時薑一點都不相信季彧能出什麼好主意,也不無需他出什麼主意,“主意彆打在我身上就行。”
季彧忙不迭道:“不打你的主意還能打誰的主意?彆說彆人了,介哥從你走之後就再也沒來過酒吧,還得是嫂子厲害,讓他瞬間轉性。”
她聽著他拍的馬屁,覺出不對勁來:“沈之介好幾年沒來酒吧?”
“嗯呐!”季彧肯定地點點頭,“我可沒少請,愣是一次也沒來過。”
時薑和季彧的悄悄話還沒說完,沈之介就回來了,看出來了兩人的不自在,問道:“聊什麼呢?”
季彧看一眼時薑,兩人同時搖搖頭,“沒什麼沒什麼!”
許久沒有踏足過獨屬於夜晚的熱鬨,酒吧的吵鬨讓時薑一時間還有些不適應,待了沒多久就想回去了。
沈之介同她一道起身,輕輕托住時薑的手肘,“我送你。”
被人扶到了門口,時薑才想起剛剛是坐季彧的車過來的,她的車還被丟在酒店的停車場。
沈之介也想起來了,按下她打算用手機打車的手,“我沒喝酒,送你。”
說著拿出了季彧的車鑰匙。
好吧,省得許多麻煩。
“你的車我明天讓江林開回去,剛好周末,不需要上班,還是說你明天有事要用車?”沈之介熟練地打著方向盤,問她。
“沒什麼事,......謝謝。”時薑現在覺得有些累了,隻想好好睡一覺。
“不客氣。”
不知道過了多久,車被穩穩地停在了時薑的小區樓下,沈之介看著坐在他旁邊睡得很熟的女孩,低垂著眼眸,滿是深情。

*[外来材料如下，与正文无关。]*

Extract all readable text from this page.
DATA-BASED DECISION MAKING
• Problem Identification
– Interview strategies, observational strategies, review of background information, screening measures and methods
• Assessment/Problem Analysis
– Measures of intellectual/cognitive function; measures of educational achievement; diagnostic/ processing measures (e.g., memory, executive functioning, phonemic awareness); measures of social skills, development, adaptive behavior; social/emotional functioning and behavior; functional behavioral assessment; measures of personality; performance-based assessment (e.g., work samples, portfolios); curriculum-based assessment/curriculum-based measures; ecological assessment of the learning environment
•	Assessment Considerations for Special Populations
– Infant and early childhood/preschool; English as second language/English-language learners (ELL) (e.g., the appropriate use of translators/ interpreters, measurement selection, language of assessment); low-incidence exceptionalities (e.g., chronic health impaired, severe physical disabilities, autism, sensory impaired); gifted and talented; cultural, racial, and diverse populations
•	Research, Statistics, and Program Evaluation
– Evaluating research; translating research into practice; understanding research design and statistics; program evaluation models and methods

時薑睡得不舒服,又把頭挪了挪,直到找到一個舒服的位置,又安靜下來,沈之介呼吸一緊,她把臉朝向他這邊,讓他更能看清楚時薑現在的樣子。
路燈黯淡的光有些許散在她的臉上,那雙清澈的眼睛已經閉上了,眉間卻不平整,嘴唇也微微嘟起,似乎是在做什麼不好的夢。
時薑也不知道自己睡了多久,隻知道自己醒來的時候,沈之介站在車前麵,車頭的遠光燈開著,照得前麵很是亮堂。
他就站在光裡,顯得整個人就是從光裡走過來一樣,和周圍漆黑的環境格格不入。
沈之介背對時薑,在抽著煙。
腳下已經有好幾個煙頭了,她看不清楚那是他抽的第幾根了。
時薑輕按了聲喇叭,他隨即把手裡們還沒抽完的煙丟進垃圾桶,又在車門旁站了一會,散去身上的煙味,這才上了車。
“醒了?”
“我睡了多久?”
“沒多久。”
兩人就這麼一問一答,也沒有寒暄告彆的話。
時薑整理了一下自己的衣服,和他道彆:“今天謝謝你。”
沈之介沒有回答,等到時薑已經下了車,他追上她,在車燈的光裡拉住她的胳膊。
“我會重新追求你。”
時薑被他突然這樣說懵了,“什麼?”
沈之介又一字一句地重複,“我會重新追求你。不是以雲盛的沈之介,是以你前男友的身份,重新追求你。”
“沈之介,你沒必要在我身上浪費時間的。”
“我的時間隻關乎你,浪費也值得。”
時薑稍稍側過身,想讓沈之介把牽著她的手放下,他也照做了,兩人就這麼麵對麵地僵持著。
“夜深了,回吧。”
時薑趕忙轉過身,不想讓沈之介看見自己現在很矛盾的表情,是那種不敢再靠近的膽小和怯懦。
她也不敢看沈之介的眼神,他的眼神裡太多都是關於她的情感,她怕看的時間長了,就會讓自己再度深陷其中,無法自拔。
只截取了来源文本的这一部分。